Open TAdeJong opened 4 months ago
OK, this is more complicated than I thought; This version breaks does not work for some output I have. WIP.
This now handles empty columns, however, there might be more cases to consider that I do not know of.
Thanks @TAdeJong, this sounds beneficial. @amcz do you have any initial thoughts?
I ran into another edge case and fixed that. By peeling out some of the logic out of the inner loop I got another factor of ~2 speedup. Looking at a line profile, a lot of time is still spend in xarray merging and pandas indexing. I suspect another order of magnitude could be won by pre-allocating xr.DataArray's and indexing the underlying arrays directly while reading records, but that would require a more major rewrite.

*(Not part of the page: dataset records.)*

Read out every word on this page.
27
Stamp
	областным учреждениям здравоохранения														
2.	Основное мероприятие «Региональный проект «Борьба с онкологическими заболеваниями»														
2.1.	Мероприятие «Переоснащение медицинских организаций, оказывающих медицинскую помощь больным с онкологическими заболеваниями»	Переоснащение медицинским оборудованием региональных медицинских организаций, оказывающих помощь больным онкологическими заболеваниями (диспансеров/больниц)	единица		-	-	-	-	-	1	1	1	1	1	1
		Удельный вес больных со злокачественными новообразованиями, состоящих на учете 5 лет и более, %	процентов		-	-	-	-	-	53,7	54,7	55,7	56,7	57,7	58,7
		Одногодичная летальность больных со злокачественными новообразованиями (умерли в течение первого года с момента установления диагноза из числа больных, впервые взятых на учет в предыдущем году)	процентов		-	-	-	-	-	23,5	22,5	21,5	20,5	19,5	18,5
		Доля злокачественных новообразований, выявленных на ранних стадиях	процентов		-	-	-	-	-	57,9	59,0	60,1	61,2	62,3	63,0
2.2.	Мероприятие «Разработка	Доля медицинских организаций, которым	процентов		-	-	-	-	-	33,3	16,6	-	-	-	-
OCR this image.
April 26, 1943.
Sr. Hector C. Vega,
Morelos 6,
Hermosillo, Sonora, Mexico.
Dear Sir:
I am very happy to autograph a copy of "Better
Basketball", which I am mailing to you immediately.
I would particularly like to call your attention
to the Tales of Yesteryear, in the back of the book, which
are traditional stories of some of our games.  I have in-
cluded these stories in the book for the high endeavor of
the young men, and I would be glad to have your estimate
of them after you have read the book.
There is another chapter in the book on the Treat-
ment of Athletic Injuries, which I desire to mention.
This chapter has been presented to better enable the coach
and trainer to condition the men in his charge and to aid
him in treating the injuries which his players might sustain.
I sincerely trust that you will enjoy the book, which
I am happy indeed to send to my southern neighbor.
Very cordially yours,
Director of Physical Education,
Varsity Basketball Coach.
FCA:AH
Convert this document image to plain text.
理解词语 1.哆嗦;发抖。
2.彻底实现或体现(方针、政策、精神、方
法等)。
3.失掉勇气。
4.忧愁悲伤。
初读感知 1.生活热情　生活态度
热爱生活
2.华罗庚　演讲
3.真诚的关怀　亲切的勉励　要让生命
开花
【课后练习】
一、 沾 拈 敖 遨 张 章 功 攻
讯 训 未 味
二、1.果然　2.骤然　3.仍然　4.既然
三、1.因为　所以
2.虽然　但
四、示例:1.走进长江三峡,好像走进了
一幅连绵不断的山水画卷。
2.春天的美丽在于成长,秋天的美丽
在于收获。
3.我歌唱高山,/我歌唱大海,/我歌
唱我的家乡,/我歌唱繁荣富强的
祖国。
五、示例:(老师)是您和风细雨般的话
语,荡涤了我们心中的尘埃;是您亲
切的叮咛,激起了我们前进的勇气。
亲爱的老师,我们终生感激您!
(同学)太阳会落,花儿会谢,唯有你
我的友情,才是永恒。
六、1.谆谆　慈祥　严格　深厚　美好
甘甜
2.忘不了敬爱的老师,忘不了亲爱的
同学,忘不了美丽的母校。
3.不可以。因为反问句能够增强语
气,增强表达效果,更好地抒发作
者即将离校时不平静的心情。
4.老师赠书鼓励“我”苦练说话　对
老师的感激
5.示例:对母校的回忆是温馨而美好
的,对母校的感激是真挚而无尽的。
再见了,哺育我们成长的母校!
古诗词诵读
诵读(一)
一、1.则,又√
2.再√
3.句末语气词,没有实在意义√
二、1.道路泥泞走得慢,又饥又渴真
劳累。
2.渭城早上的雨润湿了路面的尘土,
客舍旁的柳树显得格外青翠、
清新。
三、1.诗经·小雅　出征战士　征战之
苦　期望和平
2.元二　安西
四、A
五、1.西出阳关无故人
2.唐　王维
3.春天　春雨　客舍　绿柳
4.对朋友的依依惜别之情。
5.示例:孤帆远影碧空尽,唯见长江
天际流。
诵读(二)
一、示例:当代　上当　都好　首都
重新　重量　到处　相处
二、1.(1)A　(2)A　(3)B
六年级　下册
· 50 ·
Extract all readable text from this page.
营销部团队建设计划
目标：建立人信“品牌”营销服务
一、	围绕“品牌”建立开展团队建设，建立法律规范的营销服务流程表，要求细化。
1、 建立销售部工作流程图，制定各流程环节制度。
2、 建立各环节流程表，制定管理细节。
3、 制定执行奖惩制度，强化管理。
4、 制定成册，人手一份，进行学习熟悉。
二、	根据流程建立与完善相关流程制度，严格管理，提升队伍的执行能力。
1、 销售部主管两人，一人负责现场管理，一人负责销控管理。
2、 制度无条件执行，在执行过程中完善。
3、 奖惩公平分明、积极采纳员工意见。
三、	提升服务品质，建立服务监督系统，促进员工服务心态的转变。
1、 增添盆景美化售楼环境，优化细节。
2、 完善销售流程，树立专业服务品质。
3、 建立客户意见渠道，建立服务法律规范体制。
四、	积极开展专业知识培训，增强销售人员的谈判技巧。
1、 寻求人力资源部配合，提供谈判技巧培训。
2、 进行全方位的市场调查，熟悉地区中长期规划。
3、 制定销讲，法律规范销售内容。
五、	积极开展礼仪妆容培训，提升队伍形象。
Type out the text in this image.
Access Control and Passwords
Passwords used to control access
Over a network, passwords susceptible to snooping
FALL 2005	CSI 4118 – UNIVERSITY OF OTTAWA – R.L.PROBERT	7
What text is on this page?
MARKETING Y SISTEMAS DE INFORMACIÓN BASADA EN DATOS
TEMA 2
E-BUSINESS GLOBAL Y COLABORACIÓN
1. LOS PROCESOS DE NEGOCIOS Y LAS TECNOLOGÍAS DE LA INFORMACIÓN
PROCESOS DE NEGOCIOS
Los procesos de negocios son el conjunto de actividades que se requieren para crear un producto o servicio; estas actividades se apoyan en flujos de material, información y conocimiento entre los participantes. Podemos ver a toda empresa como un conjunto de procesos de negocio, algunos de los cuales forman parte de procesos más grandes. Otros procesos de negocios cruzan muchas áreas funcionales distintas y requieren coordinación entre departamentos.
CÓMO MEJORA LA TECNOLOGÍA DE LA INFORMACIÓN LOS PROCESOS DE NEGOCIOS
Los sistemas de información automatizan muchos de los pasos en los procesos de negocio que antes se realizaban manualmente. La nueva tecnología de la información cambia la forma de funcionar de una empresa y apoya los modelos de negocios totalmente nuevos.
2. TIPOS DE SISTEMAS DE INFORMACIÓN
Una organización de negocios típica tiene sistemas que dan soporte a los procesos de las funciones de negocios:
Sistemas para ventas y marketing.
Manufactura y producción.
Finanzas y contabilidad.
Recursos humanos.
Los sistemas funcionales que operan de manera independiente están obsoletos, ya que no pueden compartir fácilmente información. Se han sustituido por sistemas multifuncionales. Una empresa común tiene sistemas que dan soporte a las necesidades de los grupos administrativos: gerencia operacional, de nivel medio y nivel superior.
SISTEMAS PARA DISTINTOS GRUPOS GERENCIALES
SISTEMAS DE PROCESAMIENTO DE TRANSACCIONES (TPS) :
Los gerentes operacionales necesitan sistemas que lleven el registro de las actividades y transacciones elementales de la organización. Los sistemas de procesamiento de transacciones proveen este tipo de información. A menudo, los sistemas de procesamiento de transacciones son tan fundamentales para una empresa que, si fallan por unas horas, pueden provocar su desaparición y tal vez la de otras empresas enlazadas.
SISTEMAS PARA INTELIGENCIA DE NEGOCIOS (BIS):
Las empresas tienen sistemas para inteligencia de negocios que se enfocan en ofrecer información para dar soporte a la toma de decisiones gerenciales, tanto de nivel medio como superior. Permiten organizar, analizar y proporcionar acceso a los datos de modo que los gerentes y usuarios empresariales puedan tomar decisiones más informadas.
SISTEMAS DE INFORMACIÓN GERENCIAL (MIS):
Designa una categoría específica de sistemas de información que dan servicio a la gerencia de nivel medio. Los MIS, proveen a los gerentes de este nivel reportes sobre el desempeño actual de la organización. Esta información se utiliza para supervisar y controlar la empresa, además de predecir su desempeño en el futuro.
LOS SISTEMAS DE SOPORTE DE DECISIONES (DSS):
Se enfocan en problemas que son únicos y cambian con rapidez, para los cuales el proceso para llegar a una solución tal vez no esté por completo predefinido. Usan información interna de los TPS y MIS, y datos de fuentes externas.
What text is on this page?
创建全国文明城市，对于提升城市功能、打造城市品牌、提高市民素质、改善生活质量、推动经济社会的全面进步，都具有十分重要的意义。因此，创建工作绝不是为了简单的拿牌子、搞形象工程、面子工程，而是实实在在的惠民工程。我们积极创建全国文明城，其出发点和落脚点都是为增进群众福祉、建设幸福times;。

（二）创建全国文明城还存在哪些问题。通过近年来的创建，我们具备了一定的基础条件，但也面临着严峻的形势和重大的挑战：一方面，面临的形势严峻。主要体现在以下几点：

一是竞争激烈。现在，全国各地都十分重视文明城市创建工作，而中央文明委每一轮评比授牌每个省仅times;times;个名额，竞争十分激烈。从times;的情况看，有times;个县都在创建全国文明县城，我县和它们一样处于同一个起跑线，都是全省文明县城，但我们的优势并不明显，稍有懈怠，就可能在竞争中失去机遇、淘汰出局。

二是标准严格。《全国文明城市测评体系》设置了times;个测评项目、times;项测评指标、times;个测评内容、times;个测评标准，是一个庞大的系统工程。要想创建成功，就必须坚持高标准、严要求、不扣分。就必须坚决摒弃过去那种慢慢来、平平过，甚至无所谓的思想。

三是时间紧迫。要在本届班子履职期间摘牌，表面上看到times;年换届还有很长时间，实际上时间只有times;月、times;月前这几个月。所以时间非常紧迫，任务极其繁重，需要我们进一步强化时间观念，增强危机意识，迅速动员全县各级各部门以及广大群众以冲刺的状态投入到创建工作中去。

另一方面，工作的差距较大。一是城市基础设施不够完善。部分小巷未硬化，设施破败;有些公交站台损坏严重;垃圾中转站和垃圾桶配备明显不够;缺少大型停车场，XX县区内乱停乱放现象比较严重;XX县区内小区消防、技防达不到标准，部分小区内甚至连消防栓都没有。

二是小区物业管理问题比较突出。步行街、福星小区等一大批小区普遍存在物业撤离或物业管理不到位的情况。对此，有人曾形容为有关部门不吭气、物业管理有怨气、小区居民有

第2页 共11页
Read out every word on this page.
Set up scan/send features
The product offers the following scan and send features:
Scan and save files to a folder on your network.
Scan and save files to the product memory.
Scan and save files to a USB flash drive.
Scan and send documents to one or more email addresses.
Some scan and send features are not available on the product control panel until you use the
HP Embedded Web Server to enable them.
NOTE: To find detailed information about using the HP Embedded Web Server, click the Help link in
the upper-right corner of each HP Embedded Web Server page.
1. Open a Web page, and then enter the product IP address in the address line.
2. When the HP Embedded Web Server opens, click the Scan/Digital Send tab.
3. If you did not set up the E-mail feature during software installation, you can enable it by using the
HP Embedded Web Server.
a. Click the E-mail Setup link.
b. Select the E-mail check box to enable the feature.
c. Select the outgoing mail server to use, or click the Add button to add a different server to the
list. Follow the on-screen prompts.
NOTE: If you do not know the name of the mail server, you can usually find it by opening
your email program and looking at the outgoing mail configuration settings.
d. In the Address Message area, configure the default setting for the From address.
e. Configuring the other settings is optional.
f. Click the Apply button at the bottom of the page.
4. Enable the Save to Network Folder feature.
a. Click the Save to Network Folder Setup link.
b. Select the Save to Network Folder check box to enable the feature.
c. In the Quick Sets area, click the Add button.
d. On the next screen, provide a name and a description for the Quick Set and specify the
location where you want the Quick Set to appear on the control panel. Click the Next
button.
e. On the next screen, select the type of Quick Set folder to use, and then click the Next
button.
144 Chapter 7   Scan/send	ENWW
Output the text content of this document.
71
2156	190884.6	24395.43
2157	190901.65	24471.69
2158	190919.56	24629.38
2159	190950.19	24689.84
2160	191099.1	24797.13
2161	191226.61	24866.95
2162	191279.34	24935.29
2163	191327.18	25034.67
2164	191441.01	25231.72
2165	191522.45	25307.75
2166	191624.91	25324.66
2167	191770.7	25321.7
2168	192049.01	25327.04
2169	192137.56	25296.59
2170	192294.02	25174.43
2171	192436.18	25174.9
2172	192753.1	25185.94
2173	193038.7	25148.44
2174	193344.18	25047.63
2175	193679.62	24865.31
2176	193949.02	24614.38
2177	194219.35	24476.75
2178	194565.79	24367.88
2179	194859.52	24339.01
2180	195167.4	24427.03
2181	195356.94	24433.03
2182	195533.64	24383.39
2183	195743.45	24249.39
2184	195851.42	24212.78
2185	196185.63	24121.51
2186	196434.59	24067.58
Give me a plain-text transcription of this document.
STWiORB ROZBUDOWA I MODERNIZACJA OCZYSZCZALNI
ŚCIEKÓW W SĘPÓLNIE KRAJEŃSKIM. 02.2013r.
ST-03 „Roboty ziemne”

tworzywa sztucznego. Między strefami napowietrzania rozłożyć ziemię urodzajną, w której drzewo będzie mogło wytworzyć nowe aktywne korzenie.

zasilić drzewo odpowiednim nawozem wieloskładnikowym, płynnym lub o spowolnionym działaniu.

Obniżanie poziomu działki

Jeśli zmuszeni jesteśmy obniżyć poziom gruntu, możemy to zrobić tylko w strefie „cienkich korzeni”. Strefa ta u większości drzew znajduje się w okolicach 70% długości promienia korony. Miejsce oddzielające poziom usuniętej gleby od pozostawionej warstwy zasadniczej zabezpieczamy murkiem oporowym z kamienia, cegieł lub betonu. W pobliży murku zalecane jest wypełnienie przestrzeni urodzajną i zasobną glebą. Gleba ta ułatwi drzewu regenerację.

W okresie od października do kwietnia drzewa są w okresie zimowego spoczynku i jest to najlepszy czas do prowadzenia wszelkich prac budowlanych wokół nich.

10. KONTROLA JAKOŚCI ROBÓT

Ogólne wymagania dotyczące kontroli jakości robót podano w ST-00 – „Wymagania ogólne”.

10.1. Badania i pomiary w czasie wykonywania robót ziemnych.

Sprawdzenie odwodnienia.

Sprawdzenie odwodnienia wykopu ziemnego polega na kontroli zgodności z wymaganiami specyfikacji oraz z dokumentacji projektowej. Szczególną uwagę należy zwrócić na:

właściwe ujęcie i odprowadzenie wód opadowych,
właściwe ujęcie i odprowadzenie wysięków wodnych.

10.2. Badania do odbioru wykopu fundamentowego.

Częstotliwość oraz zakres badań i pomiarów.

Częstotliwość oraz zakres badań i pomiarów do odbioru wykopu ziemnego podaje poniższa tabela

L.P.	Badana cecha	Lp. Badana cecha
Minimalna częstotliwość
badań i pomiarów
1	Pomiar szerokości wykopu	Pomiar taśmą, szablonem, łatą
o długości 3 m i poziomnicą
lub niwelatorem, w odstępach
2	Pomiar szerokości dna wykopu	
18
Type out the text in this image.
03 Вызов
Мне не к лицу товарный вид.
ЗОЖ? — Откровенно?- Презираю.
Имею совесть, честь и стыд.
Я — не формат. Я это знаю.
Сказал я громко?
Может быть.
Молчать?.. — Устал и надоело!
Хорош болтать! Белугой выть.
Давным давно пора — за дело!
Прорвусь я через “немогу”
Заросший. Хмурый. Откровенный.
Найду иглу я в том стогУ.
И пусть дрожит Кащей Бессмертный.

Thanks! the reader could use some improvements and I appreciate this work on it. I will have time to review it and pull into hysplit development branch in sometime in beginning or mid August.
For my use case of reading relatively large hysplit concentration grids, I found
readfile
to be much slower than the hysplit simulation itself. Looking at the code, 93% of the time was spend on iterative calls toxr.merge
. I had to debug a bit, because it seems that, at least for my output of hysplit v5.2.2, the species and levels were flipped in order. Building a list of lists and calling xr.merge and xr.concat yielded a significant speedup of roughly 15x, very worthwhile for me.Tests are passing, but tests are not actually testing this part of the code.
BTW: I think further speed up would be possible by lifting the conversion to a pandas dataframe out of the innermost function.